Drôle de terme que "dépaysement" pour qualifier le simple fait de faire instruire une affaire par une autre cour. Ce vocable imagé d’ailleurs est introuvable dans les textes. Dans le Code de procédure pénal, on parle plus prosaïquement du "renvoi d’une affaire d’une juridiction à une autre". Autrement dit, on la déménage de son tribunal naturel vers un autre tribunal siégeant plus loin.
Dans quel cas, peut-on dépayser ?
"Pour cause de sûreté publique" ou "dans l’intérêt d’une bonne administration de la justice", dit le Code.
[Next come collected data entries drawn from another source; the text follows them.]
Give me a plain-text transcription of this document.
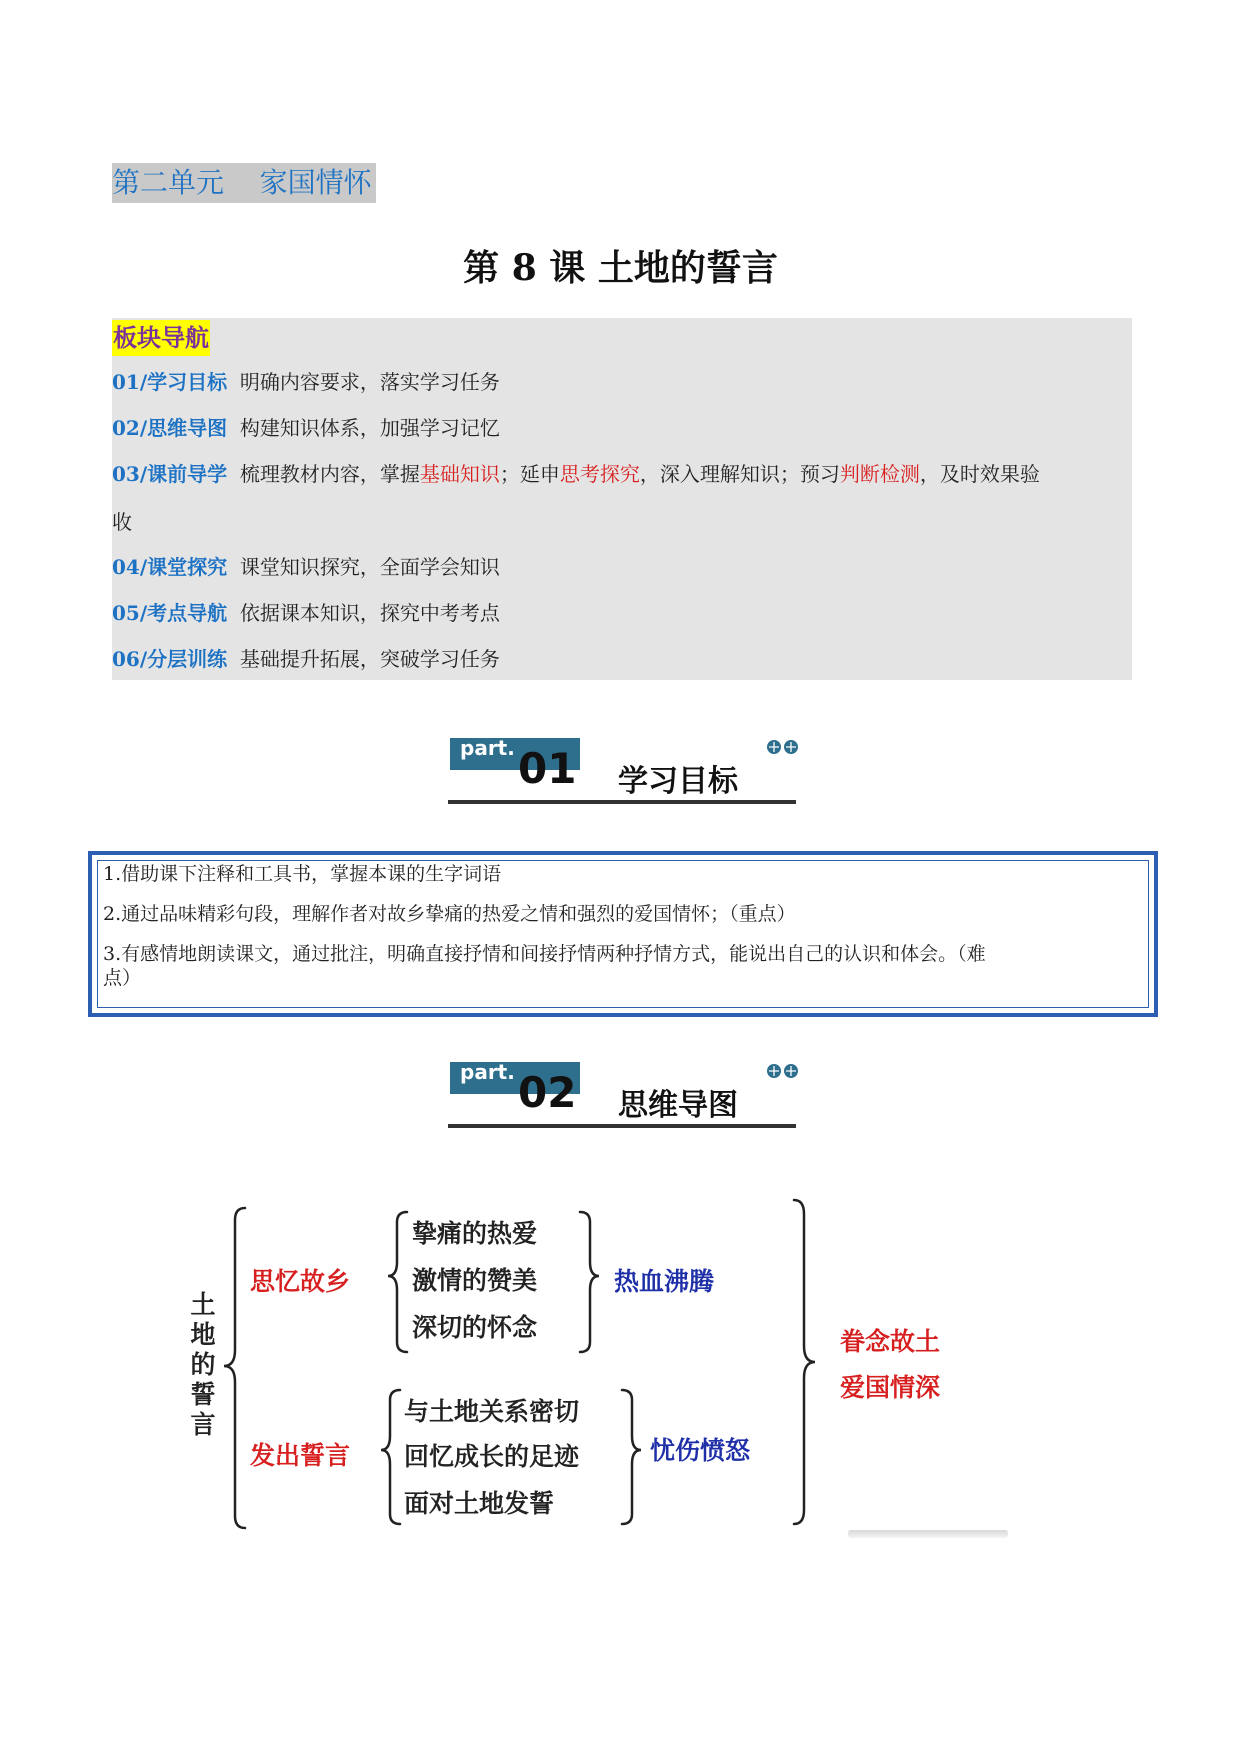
第二单元    家国情怀
第 8 课 土地的誓言
板块导航
01/学习目标 明确内容要求，落实学习任务
02/思维导图 构建知识体系，加强学习记忆
03/课前导学 梳理教材内容，掌握基础知识；延申思考探究，深入理解知识；预习判断检测，及时效果验
收
04/课堂探究 课堂知识探究，全面学会知识
05/考点导航 依据课本知识，探究中考考点
06/分层训练 基础提升拓展，突破学习任务
part. 01 学习目标
1.借助课下注释和工具书，掌握本课的生字词语
2.通过品味精彩句段，理解作者对故乡挚痛的热爱之情和强烈的爱国情怀；（重点）
3.有感情地朗读课文，通过批注，明确直接抒情和间接抒情两种抒情方式，能说出自己的认识和体会。（难
点）
part. 02 思维导图
土地的誓言
思忆故乡
挚痛的热爱
激情的赞美
深切的怀念
热血沸腾
发出誓言
与土地关系密切
回忆成长的足迹
面对土地发誓
忧伤愤怒
眷念故土
爱国情深
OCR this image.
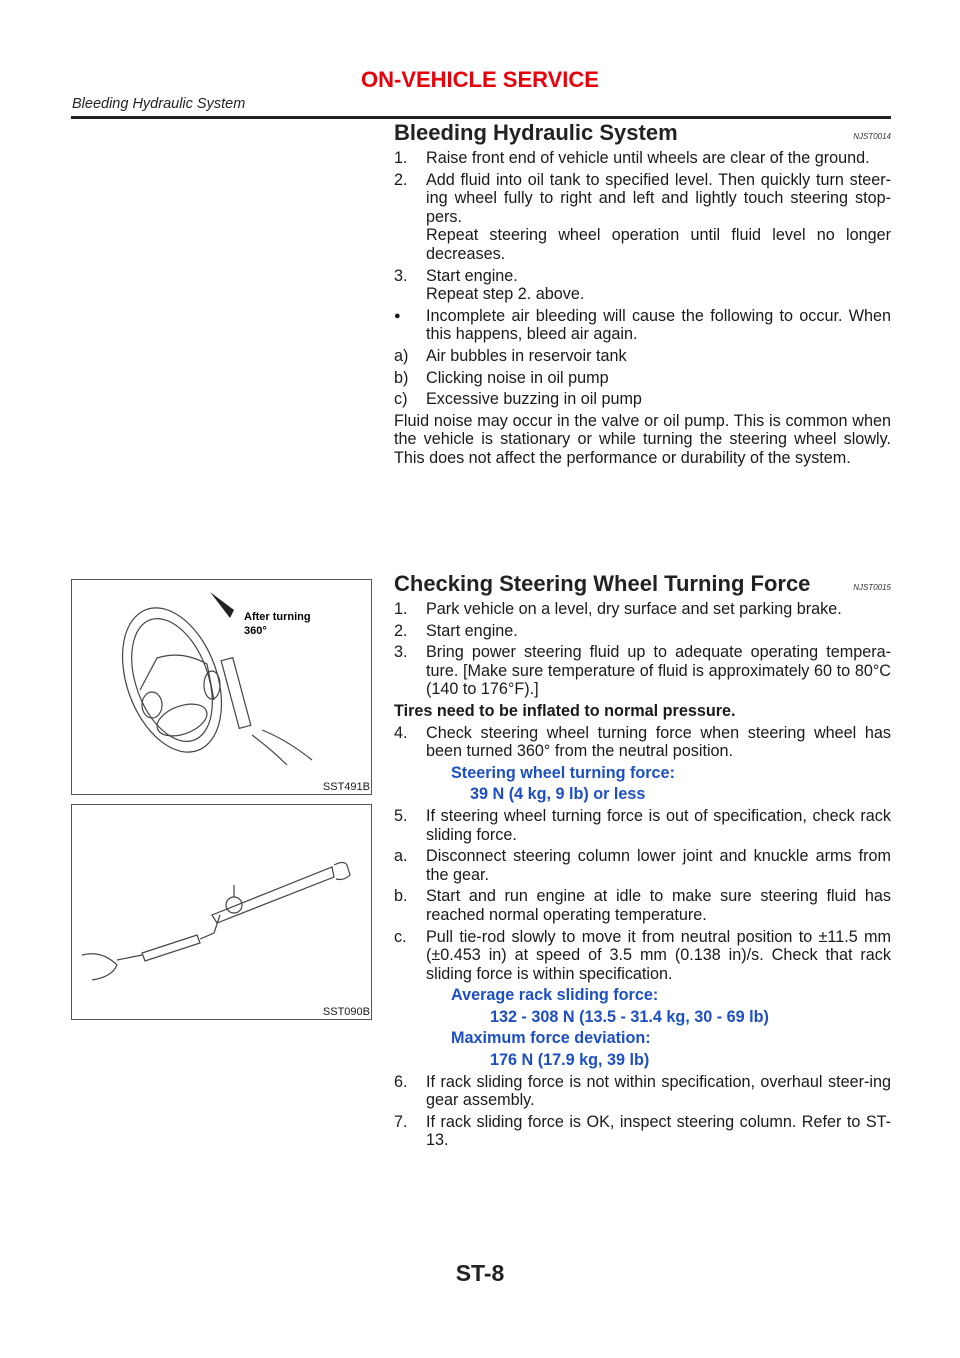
ON-VEHICLE SERVICE
Bleeding Hydraulic System
Bleeding Hydraulic System	NJST0014
1.	Raise front end of vehicle until wheels are clear of the ground.
2.	Add fluid into oil tank to specified level. Then quickly turn steer-ing wheel fully to right and left and lightly touch steering stop-pers.
Repeat steering wheel operation until fluid level no longer decreases.
3.	Start engine.
Repeat step 2. above.
●	Incomplete air bleeding will cause the following to occur. When this happens, bleed air again.
a)	Air bubbles in reservoir tank
b)	Clicking noise in oil pump
c)	Excessive buzzing in oil pump
Fluid noise may occur in the valve or oil pump. This is common when the vehicle is stationary or while turning the steering wheel slowly. This does not affect the performance or durability of the system.
Checking Steering Wheel Turning Force	NJST0015
1.	Park vehicle on a level, dry surface and set parking brake.
2.	Start engine.
3.	Bring power steering fluid up to adequate operating tempera-ture. [Make sure temperature of fluid is approximately 60 to 80°C (140 to 176°F).]
Tires need to be inflated to normal pressure.
4.	Check steering wheel turning force when steering wheel has been turned 360° from the neutral position.
Steering wheel turning force:
39 N (4 kg, 9 lb) or less
5.	If steering wheel turning force is out of specification, check rack sliding force.
a.	Disconnect steering column lower joint and knuckle arms from the gear.
b.	Start and run engine at idle to make sure steering fluid has reached normal operating temperature.
c.	Pull tie-rod slowly to move it from neutral position to ±11.5 mm (±0.453 in) at speed of 3.5 mm (0.138 in)/s. Check that rack sliding force is within specification.
Average rack sliding force:
132 - 308 N (13.5 - 31.4 kg, 30 - 69 lb)
Maximum force deviation:
176 N (17.9 kg, 39 lb)
6.	If rack sliding force is not within specification, overhaul steer-ing gear assembly.
7.	If rack sliding force is OK, inspect steering column. Refer to ST-13.
After turning
360°
SST491B
SST090B
ST-8
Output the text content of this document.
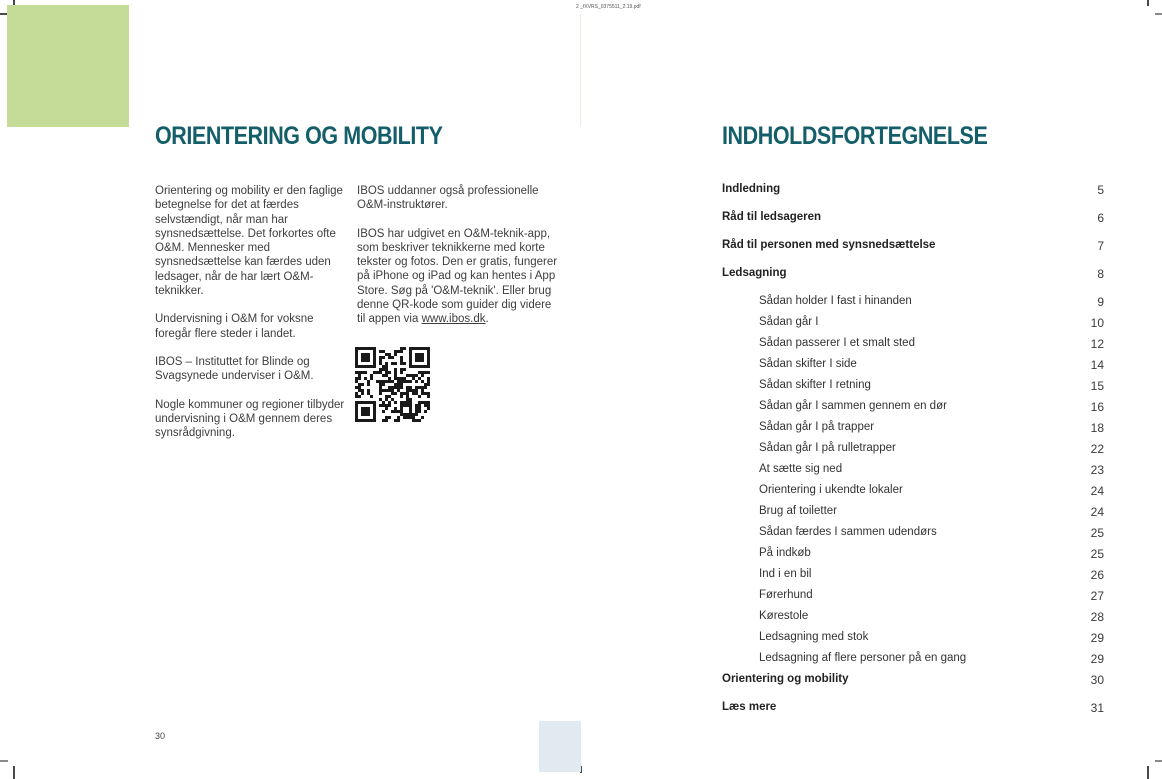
2 _fXVRS_0375511_2.19.pdf
ORIENTERING OG MOBILITY

Orientering og mobility er den faglige betegnelse for det at færdes selvstændigt, når man har synsnedsættelse. Det forkortes ofte O&M. Mennesker med synsnedsættelse kan færdes uden ledsager, når de har lært O&M-teknikker.

Undervisning i O&M for voksne foregår flere steder i landet.

IBOS – Instituttet for Blinde og Svagsynede underviser i O&M.

Nogle kommuner og regioner tilbyder undervisning i O&M gennem deres synsrådgivning.

IBOS uddanner også professionelle O&M-instruktører.

IBOS har udgivet en O&M-teknik-app, som beskriver teknikkerne med korte tekster og fotos. Den er gratis, fungerer på iPhone og iPad og kan hentes i App Store. Søg på 'O&M-teknik'. Eller brug denne QR-kode som guider dig videre til appen via www.ibos.dk.

30
INDHOLDSFORTEGNELSE
Indledning	5
Råd til ledsageren	6
Råd til personen med synsnedsættelse	7
Ledsagning	8
Sådan holder I fast i hinanden	9
Sådan går I	10
Sådan passerer I et smalt sted	12
Sådan skifter I side	14
Sådan skifter I retning	15
Sådan går I sammen gennem en dør	16
Sådan går I på trapper	18
Sådan går I på rulletrapper	22
At sætte sig ned	23
Orientering i ukendte lokaler	24
Brug af toiletter	24
Sådan færdes I sammen udendørs	25
På indkøb	25
Ind i en bil	26
Førerhund	27
Kørestole	28
Ledsagning med stok	29
Ledsagning af flere personer på en gang	29
Orientering og mobility	30
Læs mere	31
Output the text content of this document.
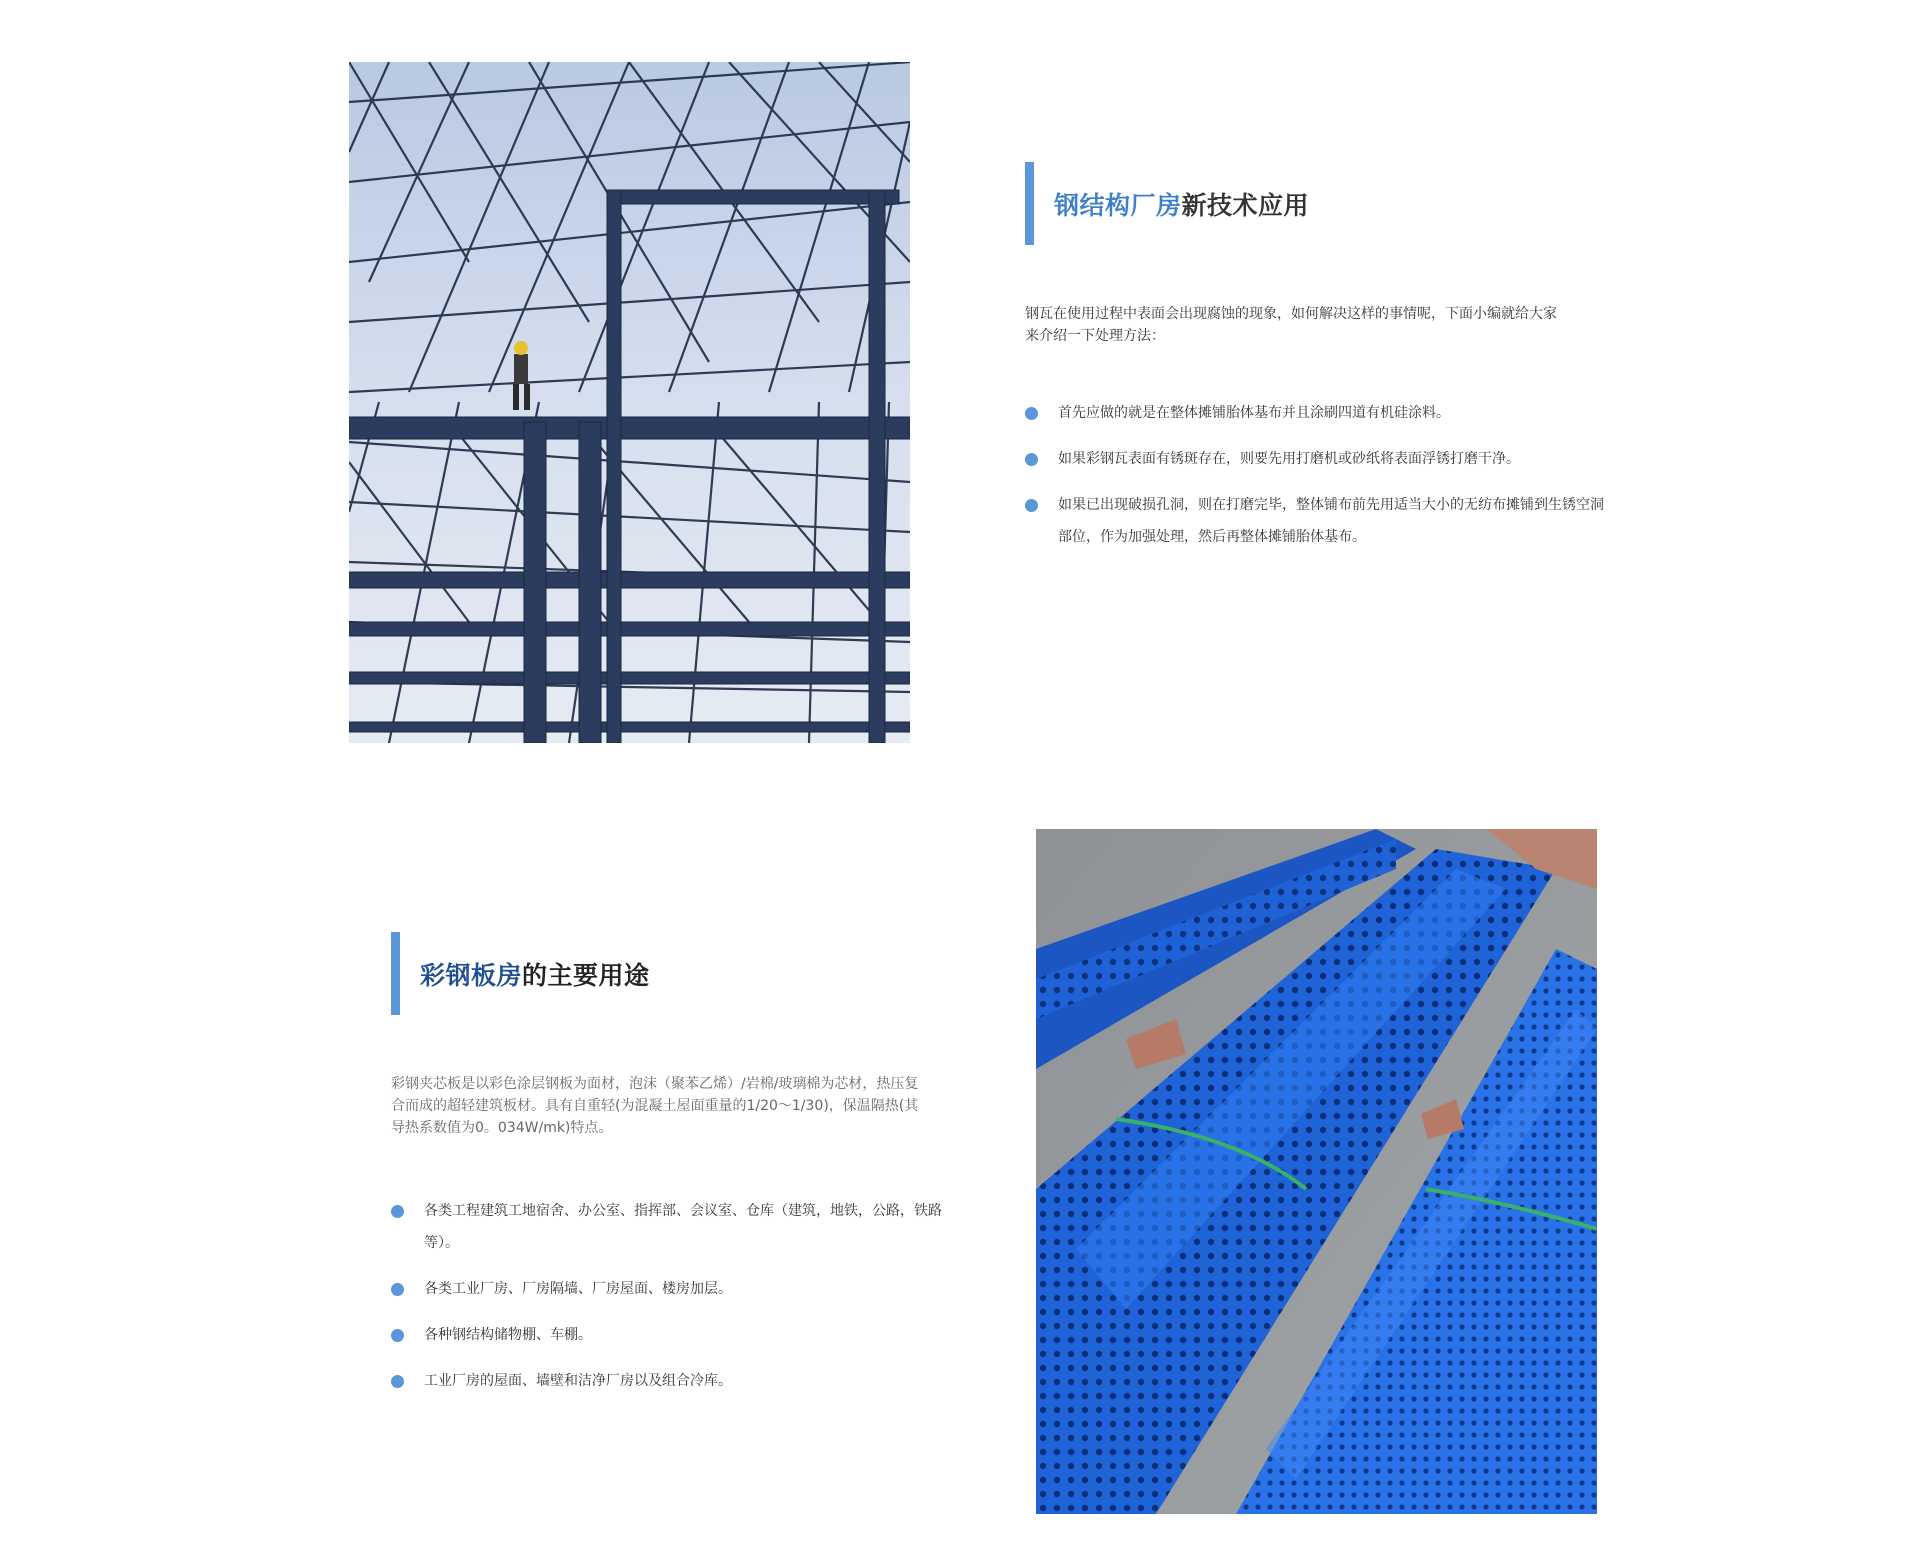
钢结构厂房新技术应用
钢瓦在使用过程中表面会出现腐蚀的现象，如何解决这样的事情呢，下面小编就给大家来介绍一下处理方法：
首先应做的就是在整体摊铺胎体基布并且涂刷四道有机硅涂料。
如果彩钢瓦表面有锈斑存在，则要先用打磨机或砂纸将表面浮锈打磨干净。
如果已出现破损孔洞，则在打磨完毕，整体铺布前先用适当大小的无纺布摊铺到生锈空洞部位，作为加强处理，然后再整体摊铺胎体基布。
彩钢板房的主要用途
彩钢夹芯板是以彩色涂层钢板为面材，泡沫（聚苯乙烯）/岩棉/玻璃棉为芯材，热压复合而成的超轻建筑板材。具有自重轻(为混凝土屋面重量的1/20～1/30)，保温隔热(其导热系数值为0。034W/mk)特点。
各类工程建筑工地宿舍、办公室、指挥部、会议室、仓库（建筑，地铁，公路，铁路等）。
各类工业厂房、厂房隔墙、厂房屋面、楼房加层。
各种钢结构储物棚、车棚。
工业厂房的屋面、墙壁和洁净厂房以及组合冷库。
Dans l’affaire Bettencourt, c’est le deuxième motif qui est invoqué, motif plutôt vague, qui peut donc prêter à diverses interprétations.
Le but, in fine, est évidemment de dépassionner les débats, notamment dans les affaires politico-judiciaires. Ainsi, en 1992, le procès d’Henri Emmanuelli dans l’affaire Urba avait eu lieu devant le tribunal correctionnel de Saint-Brieuc, dans les Côtes d’Armor, alors que les faits portaient sur le financement occulte du Parti socialiste dans la Sarthe.
Autre exemple, plusieurs volets du dossier des disparues de l’Yonne, normalement instruits à Auxerre, avaient été dépaysés à Paris en mars 2002 pour "lever le trouble et la légitime émotion des familles", après des "accusations et insinuations" à l’encontre de l’institution judiciaire.
En tout état de cause, c’est la chambre criminelle de la Cour de cassation qui statue sur une demande de dépaysement. Elle a, selon les cas, 8 à 15 jours pour le faire.
On notera enfin qu’on ne peut dépayser une enquête préliminaire. C’est pour ça qu’à la demande de sa hiérarchie, le procureur Philippe Courroye s’est résolu à ouvrir une information judiciaire regroupant trois enquêtes préliminaires.